Die führenden Unternehmen der optischen Industrie - vor allem ist hier das Unternehmen Zeiss zu nennen - haben mit erheblichem Forschungsaufwand zu einer stetigen Verbesserung der Brillengläser beigetragen.

"Nur im intensiven Dialog mit den Kunden kann die richtige Lösung gefunden werden."
Gerd-Kurt Schwieren, Augenoptikermeister

"Die Brillengläser der jüngsten Generation sind von ihrer technischen Ausstattung her kaum mehr mit den Gläsern zu vergleichen, die noch vor einer Dekade den Markt bestimmten", beschreibt Gerd-Kurt Schwieren die Geschwindigkeit der technischen Entwicklungen. "Und viele Aspekte, die manchem Optiker bei der Markteinführung noch als verzichtbarer Luxus erschienen, haben sich zwischenzeitlich als sinnvolle Neuerung fest am Markt etabliert."

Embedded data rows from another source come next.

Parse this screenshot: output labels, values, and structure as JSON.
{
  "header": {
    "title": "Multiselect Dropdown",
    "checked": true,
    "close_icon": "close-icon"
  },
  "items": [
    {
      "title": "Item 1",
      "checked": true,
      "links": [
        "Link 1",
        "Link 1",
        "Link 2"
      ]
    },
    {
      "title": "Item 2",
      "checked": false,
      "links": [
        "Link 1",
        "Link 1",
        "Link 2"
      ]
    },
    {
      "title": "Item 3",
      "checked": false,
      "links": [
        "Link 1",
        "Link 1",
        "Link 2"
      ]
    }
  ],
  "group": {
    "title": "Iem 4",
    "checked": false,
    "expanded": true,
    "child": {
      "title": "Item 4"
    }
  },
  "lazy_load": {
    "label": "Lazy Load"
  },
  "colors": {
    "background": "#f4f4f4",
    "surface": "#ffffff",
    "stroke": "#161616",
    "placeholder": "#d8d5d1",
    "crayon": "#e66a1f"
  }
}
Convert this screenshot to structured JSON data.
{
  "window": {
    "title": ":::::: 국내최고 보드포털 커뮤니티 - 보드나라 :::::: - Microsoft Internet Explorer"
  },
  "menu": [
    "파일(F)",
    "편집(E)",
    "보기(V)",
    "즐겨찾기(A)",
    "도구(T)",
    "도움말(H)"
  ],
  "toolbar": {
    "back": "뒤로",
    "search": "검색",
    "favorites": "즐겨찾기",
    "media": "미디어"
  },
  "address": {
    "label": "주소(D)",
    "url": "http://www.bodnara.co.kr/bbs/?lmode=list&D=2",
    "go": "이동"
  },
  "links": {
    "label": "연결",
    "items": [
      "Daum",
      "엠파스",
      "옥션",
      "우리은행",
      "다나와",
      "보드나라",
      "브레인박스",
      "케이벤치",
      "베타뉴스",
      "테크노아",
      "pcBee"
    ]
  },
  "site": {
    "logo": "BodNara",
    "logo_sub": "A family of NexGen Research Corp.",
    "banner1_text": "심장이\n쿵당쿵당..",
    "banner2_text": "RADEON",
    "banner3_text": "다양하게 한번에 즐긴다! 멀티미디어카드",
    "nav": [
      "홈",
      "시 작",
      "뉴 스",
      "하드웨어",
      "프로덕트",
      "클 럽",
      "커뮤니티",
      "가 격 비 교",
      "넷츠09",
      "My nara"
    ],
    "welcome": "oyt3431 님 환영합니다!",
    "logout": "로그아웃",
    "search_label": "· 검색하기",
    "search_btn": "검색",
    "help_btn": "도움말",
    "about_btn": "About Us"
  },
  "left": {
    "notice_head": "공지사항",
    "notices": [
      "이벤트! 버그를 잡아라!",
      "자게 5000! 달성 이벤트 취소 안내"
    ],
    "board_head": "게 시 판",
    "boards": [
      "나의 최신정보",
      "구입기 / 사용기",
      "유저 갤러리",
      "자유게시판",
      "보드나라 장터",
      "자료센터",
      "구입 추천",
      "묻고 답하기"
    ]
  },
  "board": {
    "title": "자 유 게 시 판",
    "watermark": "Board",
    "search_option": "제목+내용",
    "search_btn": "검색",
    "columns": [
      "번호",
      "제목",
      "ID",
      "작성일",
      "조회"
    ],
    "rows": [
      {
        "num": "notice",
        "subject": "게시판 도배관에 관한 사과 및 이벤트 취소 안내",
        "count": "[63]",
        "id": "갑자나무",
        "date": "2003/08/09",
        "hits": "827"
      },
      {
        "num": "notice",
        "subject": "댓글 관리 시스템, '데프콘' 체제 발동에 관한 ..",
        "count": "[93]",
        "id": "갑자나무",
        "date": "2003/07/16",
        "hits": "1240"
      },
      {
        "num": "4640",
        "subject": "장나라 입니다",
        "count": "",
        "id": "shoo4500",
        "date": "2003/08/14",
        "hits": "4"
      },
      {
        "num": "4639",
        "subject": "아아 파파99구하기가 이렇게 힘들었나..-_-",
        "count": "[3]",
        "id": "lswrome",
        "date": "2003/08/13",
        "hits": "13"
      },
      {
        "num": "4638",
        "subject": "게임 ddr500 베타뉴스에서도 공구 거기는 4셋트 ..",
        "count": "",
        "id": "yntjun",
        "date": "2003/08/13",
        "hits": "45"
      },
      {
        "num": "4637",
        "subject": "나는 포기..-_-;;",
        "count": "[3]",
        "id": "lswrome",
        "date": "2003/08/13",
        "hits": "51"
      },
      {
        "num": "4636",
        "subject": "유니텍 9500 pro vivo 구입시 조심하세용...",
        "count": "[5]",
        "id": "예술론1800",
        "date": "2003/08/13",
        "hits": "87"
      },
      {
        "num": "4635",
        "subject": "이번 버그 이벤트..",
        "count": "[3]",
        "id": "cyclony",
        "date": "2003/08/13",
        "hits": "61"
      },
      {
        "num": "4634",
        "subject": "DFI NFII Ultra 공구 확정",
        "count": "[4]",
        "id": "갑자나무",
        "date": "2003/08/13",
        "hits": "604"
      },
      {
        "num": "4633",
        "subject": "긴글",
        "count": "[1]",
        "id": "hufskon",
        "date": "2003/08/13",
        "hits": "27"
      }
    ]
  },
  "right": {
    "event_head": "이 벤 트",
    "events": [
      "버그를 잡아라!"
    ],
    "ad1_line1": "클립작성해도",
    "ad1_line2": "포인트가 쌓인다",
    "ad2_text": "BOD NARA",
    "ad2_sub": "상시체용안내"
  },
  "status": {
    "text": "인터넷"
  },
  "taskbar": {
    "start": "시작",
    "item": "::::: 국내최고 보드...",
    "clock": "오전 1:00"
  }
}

"Vor dem Hintergrund der Bedeutung von Forschung und Entwicklung und weil wir unsere Kunden frühzeitig an den positiven Ergebnissen dieses Fortschritts teilhaben lassen möchten, empfehlen wir Brillengläser von führenden Herstellern", betont der Inhaber von Schwieren Optik. Dazu zählen Gläser unter anderem der Firmen

• Zeiss

• Rodenstock

• Essilor

• Seiko

Auch bei der Wahl des richtigen Brillenglases ist der Dialog mit dem Kunden von Bedeutung. "Von der Wahl des Materials eines Brillenglases, das das Gewicht einer Brille maßgeblich mitbestimmt, bis zur Wahl der technischen Ausstattungsmerkmale reicht hier die Liste der Stichworte, die besprochen werden", sagt Gerd-Kurt Schwieren. "Alleine über die Frage, ob der in den hochwertigen Brillengläsern unserer Markenpartner bereits implementierte Schutz vor UV-Strahlen ausreichend ist oder ob ein ergänzender Schutz vor UV-Strahlung gewünscht wird, kann intensiv  diskutiert werden - damit im Ergebnis die neue Brille wirklich überzeugend ist."